Satoe malam telah berlaloe dengan tjepat. Esok paginja selagi Rasminah doedoek mendjait, dengan disebelahnja doedoek Hadidjah, Rasminah berkata pada sang bibi:

„Bibi, beras soedah hampir habis lagi, sedang oeang simpanan bibi poen tjoema tinggal sedikit sadja. Ras sekarang soedah besar dan bisa mendjaga diri dengan baik. Apakah tidak lebih baik kalau Ras pergi sadja ke Betawi dan mentjari pekerdja’an disana ? Dengan begitoe boekan sadja bisa mentjari oeang, tapi poen Ras bisa djaoehkan diri dari Parta”.

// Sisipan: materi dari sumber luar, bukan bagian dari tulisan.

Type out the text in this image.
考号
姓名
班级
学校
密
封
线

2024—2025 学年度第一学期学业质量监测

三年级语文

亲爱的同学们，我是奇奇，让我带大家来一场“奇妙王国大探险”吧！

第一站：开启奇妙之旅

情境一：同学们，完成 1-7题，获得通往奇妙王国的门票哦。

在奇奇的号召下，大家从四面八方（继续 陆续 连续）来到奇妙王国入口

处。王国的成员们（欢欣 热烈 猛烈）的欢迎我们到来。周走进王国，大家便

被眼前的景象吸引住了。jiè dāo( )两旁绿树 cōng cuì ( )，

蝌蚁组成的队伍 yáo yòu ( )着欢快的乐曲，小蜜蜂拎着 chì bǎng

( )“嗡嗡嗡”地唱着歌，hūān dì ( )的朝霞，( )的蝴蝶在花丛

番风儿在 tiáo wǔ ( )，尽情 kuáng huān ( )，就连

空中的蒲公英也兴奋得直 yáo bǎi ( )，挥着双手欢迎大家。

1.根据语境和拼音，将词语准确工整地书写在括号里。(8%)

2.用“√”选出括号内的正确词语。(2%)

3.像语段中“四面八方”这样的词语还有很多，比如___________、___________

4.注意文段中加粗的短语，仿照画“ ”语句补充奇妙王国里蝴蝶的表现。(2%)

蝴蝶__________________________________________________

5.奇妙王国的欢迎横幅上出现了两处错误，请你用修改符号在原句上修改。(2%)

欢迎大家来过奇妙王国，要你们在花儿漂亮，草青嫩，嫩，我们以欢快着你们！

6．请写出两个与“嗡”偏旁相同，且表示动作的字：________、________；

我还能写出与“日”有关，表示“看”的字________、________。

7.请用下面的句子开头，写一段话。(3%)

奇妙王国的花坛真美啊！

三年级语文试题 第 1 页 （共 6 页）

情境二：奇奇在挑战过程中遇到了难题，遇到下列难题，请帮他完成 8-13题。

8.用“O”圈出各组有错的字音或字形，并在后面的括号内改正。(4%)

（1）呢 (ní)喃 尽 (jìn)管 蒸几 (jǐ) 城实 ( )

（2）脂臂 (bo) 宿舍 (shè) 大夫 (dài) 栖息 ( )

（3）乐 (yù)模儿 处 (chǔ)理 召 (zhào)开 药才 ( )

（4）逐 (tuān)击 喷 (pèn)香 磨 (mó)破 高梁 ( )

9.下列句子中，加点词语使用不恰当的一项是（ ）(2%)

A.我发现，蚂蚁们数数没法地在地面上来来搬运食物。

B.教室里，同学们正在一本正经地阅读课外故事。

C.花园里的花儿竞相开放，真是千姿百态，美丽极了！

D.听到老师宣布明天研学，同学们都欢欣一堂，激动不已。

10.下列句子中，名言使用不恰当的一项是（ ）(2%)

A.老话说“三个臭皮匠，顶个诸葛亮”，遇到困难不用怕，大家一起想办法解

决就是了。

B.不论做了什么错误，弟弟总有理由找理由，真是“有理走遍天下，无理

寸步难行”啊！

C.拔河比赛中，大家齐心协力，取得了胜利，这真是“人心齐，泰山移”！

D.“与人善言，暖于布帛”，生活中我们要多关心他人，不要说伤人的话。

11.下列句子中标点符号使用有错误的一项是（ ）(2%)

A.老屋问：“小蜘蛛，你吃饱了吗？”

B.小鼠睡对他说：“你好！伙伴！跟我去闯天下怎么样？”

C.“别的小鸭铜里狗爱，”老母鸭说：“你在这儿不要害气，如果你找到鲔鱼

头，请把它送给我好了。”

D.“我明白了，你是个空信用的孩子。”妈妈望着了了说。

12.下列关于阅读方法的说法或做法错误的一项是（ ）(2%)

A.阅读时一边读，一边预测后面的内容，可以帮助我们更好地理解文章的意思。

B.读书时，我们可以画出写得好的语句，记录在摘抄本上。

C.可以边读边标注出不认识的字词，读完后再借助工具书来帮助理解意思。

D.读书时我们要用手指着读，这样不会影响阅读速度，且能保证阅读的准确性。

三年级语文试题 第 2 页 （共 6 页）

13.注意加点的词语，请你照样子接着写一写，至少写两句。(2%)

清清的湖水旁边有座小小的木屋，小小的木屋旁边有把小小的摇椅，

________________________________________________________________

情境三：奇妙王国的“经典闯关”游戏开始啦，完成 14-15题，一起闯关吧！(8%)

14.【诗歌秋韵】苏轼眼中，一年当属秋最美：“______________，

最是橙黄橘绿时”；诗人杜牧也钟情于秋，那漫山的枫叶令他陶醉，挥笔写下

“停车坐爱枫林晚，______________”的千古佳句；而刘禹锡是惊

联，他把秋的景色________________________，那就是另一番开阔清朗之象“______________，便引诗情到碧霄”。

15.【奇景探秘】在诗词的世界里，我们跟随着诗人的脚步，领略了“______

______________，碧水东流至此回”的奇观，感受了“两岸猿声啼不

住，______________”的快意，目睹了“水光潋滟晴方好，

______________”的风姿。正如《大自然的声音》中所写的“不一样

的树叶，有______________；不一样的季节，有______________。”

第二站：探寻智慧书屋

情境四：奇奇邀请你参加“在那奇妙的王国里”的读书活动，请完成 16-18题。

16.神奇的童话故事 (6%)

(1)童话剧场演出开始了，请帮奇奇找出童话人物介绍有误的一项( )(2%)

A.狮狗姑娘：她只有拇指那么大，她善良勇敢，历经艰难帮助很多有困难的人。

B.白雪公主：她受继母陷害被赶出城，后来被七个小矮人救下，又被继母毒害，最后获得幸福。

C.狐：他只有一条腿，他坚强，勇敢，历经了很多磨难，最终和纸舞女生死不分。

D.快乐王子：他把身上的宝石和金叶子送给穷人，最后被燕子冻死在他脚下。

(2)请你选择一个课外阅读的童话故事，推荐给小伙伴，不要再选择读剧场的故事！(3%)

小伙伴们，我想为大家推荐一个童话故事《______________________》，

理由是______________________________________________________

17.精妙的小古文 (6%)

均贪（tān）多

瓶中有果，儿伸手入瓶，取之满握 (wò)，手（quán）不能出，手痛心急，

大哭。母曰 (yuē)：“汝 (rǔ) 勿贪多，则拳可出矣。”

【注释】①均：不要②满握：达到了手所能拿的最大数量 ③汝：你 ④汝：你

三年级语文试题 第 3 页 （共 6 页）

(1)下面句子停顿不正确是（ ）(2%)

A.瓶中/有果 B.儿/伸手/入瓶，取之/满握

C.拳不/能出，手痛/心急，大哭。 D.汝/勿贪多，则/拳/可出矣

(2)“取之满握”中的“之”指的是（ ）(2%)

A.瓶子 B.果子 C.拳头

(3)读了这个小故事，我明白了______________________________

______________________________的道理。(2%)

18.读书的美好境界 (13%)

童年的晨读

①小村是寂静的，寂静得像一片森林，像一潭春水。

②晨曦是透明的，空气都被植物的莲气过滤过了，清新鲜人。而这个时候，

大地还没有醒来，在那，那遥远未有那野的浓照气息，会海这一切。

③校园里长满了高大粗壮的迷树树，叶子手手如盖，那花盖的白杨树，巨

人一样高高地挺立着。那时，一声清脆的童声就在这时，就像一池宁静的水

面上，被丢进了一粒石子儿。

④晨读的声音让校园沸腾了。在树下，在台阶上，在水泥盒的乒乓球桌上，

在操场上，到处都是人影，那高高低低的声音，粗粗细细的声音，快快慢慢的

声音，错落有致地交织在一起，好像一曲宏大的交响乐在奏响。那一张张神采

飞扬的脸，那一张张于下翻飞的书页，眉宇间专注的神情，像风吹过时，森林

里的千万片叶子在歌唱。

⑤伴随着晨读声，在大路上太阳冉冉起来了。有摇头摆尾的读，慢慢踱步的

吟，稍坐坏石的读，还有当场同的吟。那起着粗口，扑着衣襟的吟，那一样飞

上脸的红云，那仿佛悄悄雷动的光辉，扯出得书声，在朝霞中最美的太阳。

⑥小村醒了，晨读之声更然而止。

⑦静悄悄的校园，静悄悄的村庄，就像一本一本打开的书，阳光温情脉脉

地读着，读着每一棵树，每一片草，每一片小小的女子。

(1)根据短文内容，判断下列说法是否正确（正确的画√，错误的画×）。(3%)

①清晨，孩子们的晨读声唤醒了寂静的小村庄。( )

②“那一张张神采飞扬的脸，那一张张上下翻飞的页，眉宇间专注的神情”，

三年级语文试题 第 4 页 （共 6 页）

Hadidjah tidak lantas menjahoet hanja berdiam doeloe sebentar sebagai orang lagi berpikir, kemoedian laloe berkata :

„Kalau kaoe maoe pergi ke Betawi akan mentjari pekerdja’an kaoe boleh tinggal menoempang diroemahnja toean Moestapa, akoe poenja kenalan lama. Tapi disana kaoe djangan sembarangan bergaoel sama orang dan haroes djaga diri dengan baik”.

„Tentoe saja nanti djaga diri dengan baik, bibi. Kalau Ras soedah dapat pekerdja’an, Ras nanti balik kemari akan ambil bibi boeat pindah ke Betawi”.

„Kalau kaoe poenja niatan soedah tetap begitoe, baiklah kaoe bikin persedia’an akan berangkat ke Betawi. Bésok atau loesa kau boléh pergi, soepaja djangan dapat ganggoean lebih djaoeh dari Parta”.

„Kalau bibi bilang begitoe, baiklah loesa sadja Ras berangkat, sebab Ras maoe pesan teman-teman doeloe soepaja mereka lihat-lihat dan bantoe rawati bibi selama Ras lagi tidak ada diroemah”.

Sesoedah berkata demikian Rasminah laloe berbangkit dan masoek kedalam kamarnja, oentoek pakaiannja jang hendak dibawa ke Betawi.